Gold futures on the COMEX division of the New York Mercantile Exchange fell Thursday as the U.S. Federal Reserve delivered an upbeat message to investors.
The most active gold contract for April delivery lost 31.3 U.S. dollars, or 2.43 percent, to settle at 1,255.90 dollars per ounce.
After the market's close Wednesday, the Federal Reserve told investors that the American economy was expanding "at a solid pace. " This signaled to investors that a future interest rate rise was still on-track. The U.S. central bank, however, also said that it would be patient when deciding on the exact timing of the interest rate rise. Some analysts believe that the Fed could raise interest rates as early as June, which was supportive to U.S. equities and the dollar.
In reaction to the Fed's announcement, the Dollar Spot Index rose by 0.38 percent to 94.8280 Thursday. The index is a measure of the dollar against a basket of major currencies. Gold and the dollar typically move in opposite directions, which means if the dollar goes up, the prices of gold futures go down.

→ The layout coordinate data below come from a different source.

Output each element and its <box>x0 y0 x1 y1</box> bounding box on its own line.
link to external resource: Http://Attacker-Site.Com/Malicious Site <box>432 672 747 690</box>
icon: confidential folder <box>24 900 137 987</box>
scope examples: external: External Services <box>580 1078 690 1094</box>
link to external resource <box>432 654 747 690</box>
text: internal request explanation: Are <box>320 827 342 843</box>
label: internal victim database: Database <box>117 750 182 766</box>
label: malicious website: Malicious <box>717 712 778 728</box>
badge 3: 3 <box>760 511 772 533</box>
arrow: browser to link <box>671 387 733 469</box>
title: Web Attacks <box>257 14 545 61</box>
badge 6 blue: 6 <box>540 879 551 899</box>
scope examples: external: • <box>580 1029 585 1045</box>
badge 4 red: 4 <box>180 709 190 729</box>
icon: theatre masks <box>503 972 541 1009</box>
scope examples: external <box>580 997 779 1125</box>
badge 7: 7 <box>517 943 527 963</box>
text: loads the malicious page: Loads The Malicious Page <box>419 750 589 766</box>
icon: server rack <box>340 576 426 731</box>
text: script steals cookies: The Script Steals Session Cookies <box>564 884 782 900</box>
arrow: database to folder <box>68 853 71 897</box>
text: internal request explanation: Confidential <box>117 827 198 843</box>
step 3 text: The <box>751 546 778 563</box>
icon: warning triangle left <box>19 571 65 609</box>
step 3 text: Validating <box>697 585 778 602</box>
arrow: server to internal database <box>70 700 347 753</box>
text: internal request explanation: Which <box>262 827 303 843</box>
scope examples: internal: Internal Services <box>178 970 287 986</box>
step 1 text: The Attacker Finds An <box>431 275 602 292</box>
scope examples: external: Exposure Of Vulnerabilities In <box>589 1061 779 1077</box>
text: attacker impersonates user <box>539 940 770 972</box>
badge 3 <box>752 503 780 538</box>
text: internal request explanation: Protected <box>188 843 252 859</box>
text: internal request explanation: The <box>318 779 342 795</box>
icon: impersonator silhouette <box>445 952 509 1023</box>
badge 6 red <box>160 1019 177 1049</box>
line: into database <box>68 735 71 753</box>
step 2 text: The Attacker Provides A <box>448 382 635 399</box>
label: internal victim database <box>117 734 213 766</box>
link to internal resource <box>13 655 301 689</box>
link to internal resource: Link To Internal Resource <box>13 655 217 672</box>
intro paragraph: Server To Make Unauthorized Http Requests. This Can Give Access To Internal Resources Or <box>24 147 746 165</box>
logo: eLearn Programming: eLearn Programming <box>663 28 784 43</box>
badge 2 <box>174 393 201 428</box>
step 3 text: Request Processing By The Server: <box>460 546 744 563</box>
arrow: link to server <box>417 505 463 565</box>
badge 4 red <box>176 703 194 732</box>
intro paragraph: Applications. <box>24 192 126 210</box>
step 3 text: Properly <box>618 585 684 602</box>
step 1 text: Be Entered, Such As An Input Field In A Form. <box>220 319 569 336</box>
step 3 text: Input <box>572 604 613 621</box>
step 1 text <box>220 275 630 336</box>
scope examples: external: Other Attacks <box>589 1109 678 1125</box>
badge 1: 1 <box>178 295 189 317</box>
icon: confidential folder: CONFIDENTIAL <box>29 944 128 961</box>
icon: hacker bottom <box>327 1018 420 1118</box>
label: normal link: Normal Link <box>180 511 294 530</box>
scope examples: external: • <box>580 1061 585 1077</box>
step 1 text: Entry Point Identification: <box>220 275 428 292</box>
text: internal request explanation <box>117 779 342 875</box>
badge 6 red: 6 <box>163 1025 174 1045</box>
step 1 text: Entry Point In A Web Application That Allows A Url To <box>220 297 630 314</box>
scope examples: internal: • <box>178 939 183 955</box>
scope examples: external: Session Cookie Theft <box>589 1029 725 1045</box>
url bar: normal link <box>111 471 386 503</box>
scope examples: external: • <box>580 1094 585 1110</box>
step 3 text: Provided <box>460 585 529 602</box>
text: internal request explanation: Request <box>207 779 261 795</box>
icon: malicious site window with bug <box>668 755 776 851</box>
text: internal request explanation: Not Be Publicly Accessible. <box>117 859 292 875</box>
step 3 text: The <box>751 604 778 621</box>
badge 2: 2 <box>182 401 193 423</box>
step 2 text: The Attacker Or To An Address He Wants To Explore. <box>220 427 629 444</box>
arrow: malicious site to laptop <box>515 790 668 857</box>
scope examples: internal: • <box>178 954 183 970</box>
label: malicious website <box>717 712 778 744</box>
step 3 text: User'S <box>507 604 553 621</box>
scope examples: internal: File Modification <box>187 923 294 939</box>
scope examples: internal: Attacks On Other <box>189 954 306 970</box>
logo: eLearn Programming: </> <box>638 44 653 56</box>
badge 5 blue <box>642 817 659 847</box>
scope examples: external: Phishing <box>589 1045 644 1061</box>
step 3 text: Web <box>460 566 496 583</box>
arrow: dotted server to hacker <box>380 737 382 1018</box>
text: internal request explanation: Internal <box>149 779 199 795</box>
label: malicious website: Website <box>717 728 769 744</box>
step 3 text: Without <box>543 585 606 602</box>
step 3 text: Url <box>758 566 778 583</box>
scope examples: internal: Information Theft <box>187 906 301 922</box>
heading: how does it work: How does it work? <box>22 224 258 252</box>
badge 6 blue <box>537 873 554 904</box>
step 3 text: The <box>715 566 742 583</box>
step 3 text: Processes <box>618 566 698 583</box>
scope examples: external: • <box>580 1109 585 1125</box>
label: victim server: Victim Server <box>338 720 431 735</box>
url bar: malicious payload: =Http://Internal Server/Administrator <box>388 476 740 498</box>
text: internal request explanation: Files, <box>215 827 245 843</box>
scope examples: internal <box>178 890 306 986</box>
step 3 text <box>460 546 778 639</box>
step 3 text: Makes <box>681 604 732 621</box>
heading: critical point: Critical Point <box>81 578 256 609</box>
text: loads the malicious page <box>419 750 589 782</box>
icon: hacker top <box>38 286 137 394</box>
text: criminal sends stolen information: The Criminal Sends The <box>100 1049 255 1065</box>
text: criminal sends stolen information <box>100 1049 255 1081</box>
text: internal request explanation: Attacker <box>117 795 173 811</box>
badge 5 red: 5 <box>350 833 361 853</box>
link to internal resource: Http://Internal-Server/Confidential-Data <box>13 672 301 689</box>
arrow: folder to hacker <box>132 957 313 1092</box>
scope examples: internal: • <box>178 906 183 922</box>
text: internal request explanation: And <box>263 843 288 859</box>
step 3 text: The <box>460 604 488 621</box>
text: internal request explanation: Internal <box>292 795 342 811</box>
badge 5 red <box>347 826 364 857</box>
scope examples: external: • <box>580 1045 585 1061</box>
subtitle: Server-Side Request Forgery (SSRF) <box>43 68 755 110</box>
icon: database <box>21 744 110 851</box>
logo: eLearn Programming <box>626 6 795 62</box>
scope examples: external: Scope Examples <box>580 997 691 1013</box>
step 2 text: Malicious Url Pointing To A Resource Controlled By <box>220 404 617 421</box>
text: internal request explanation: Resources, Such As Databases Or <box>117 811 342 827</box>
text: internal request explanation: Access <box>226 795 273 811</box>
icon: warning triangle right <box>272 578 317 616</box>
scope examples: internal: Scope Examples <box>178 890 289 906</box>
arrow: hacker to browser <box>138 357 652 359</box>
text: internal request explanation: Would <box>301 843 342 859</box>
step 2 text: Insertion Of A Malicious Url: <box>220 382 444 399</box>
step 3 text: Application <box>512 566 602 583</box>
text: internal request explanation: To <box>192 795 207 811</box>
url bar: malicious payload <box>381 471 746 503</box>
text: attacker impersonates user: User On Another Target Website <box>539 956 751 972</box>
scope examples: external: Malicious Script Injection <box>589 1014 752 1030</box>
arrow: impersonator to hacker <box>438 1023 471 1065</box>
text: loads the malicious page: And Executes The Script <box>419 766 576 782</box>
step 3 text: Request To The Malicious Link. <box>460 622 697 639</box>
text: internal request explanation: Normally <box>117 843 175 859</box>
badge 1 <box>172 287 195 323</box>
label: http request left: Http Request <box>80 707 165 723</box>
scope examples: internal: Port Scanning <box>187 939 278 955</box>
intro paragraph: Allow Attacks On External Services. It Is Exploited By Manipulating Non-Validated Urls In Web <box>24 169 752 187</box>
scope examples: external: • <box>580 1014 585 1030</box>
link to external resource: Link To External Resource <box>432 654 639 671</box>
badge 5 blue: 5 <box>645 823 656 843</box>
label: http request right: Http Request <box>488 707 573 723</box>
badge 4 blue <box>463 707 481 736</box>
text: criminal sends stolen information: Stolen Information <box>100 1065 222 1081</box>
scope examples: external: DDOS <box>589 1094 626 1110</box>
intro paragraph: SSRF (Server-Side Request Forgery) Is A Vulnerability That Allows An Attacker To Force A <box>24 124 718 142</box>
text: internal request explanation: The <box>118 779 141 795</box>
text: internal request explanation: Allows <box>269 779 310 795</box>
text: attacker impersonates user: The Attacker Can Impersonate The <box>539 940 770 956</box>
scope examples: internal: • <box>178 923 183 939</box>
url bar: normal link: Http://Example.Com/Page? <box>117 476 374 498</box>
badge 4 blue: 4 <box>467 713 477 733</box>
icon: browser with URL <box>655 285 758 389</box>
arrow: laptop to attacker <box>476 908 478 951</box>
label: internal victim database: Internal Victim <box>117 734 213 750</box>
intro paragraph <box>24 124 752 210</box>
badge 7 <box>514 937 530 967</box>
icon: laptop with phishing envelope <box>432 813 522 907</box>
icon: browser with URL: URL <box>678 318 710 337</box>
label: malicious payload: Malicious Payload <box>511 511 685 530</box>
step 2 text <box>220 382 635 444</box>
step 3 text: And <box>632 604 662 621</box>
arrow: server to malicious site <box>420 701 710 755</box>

Gold's fall may have been exacerbated by a much better-than- expected weekly jobless claims report issued by the U.S. Department of Labor, showing jobless claims falling by 43,000 to 265,000. However the Labor Department warned that initial jobless claims data are often volatile after the Martin Luther King Jr. federal holiday in the United States, and analysts believe the data are an outlier.
Silver for March delivery dropped 131.5 cents, or 7.27 percent, to close at 16.773 dollars per ounce. Platinum for April delivery lost 41.2 dollars, or 3.27 percent, to close at 1,217.30 dollars per ounce.